NAME
system
—
pass a command to the shell
LIBRARY
Standard C Library (libc, -lc)
SYNOPSIS
#include
<stdlib.h>
int
system
(const
char *string);
DESCRIPTION
The
system
()
function hands the argument string to the command
interpreter sh(1). The calling process waits for the shell to finish
executing the command, ignoring SIGINT
and
SIGQUIT
, and blocking
SIGCHLD
.
If string is a
NULL
pointer,
system
()
will return non-zero if the command interpreter
sh(1) is available, and zero if it is not.
RETURN VALUES
The system
() function returns the exit
status of the shell as returned by
waitpid(2), or -1 if an error occurred when invoking
fork(2) or
waitpid(2).

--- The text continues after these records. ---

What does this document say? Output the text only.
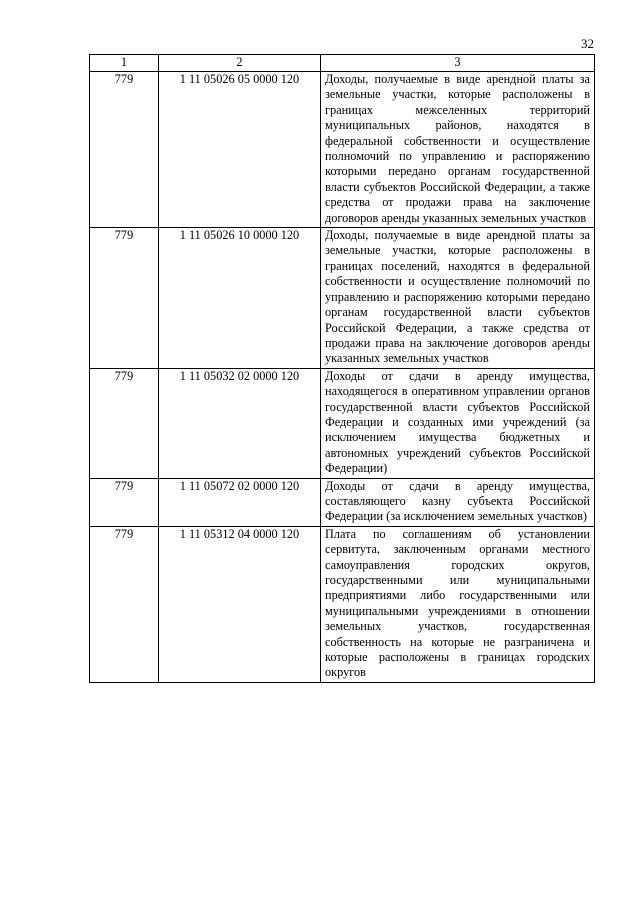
32
1	2	3
779	1 11 05026 05 0000 120	Доходы, получаемые в виде арендной платы за земельные участки, которые расположены в границах межселенных территорий муниципальных районов, находятся в федеральной собственности и осуществление полномочий по управлению и распоряжению которыми передано органам государственной власти субъектов Российской Федерации, а также средства от продажи права на заключение договоров аренды указанных земельных участков
779	1 11 05026 10 0000 120	Доходы, получаемые в виде арендной платы за земельные участки, которые расположены в границах поселений, находятся в федеральной собственности и осуществление полномочий по управлению и распоряжению которыми передано органам государственной власти субъектов Российской Федерации, а также средства от продажи права на заключение договоров аренды указанных земельных участков
779	1 11 05032 02 0000 120	Доходы от сдачи в аренду имущества, находящегося в оперативном управлении органов государственной власти субъектов Российской Федерации и созданных ими учреждений (за исключением имущества бюджетных и автономных учреждений субъектов Российской Федерации)
779	1 11 05072 02 0000 120	Доходы от сдачи в аренду имущества, составляющего казну субъекта Российской Федерации (за исключением земельных участков)
779	1 11 05312 04 0000 120	Плата по соглашениям об установлении сервитута, заключенным органами местного самоуправления городских округов, государственными или муниципальными предприятиями либо государственными или муниципальными учреждениями в отношении земельных участков, государственная собственность на которые не разграничена и которые расположены в границах городских округов
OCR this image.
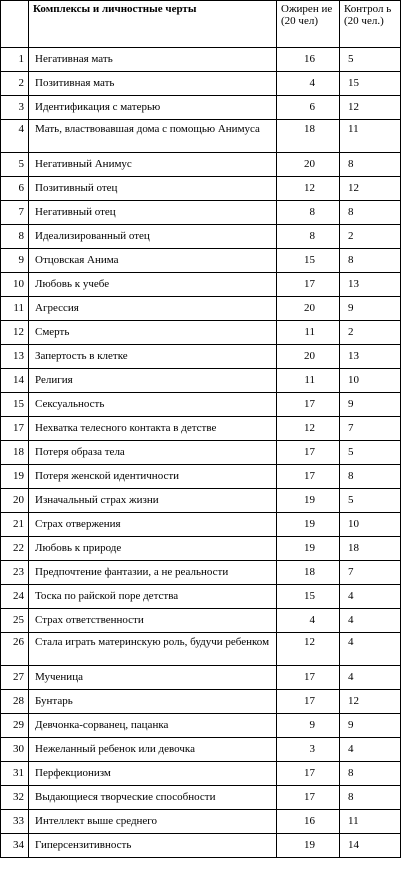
	Комплексы и личностные черты	Ожирен ие (20 чел)	Контрол ь (20 чел.)
1	Негативная мать	16	5
2	Позитивная мать	4	15
3	Идентификация с матерью	6	12
4	Мать, властвовавшая дома с помощью Анимуса	18	11
5	Негативный Анимус	20	8
6	Позитивный отец	12	12
7	Негативный отец	8	8
8	Идеализированный отец	8	2
9	Отцовская Анима	15	8
10	Любовь к учебе	17	13
11	Агрессия	20	9
12	Смерть	11	2
13	Запертость в клетке	20	13
14	Религия	11	10
15	Сексуальность	17	9
17	Нехватка телесного контакта в детстве	12	7
18	Потеря образа тела	17	5
19	Потеря женской идентичности	17	8
20	Изначальный страх жизни	19	5
21	Страх отвержения	19	10
22	Любовь к природе	19	18
23	Предпочтение фантазии, а не реальности	18	7
24	Тоска по райской поре детства	15	4
25	Страх ответственности	4	4
26	Стала играть материнскую роль, будучи ребенком	12	4
27	Мученица	17	4
28	Бунтарь	17	12
29	Девчонка-сорванец, пацанка	9	9
30	Нежеланный ребенок или девочка	3	4
31	Перфекционизм	17	8
32	Выдающиеся творческие способности	17	8
33	Интеллект выше среднего	16	11
34	Гиперсензитивность	19	14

A return value of 127 means the execution of the
shell failed.
SEE ALSO
sh(1), execve(2), fork(2), waitpid(2), popen(3), posix_spawn(3)
STANDARDS
The system
() function conforms to
ISO/IEC 9899:1990 (“ISO C90”)
and is expected to be IEEE Std 1003.2
(“POSIX.2”) compatible.
SECURITY CONSIDERATIONS
The system
() function is easily misused in
a manner that enables a malicious user to run arbitrary command, because all
meta-characters supported by
sh(1) would be honored. User supplied parameters should always be
carefully sanitized before they appear in string.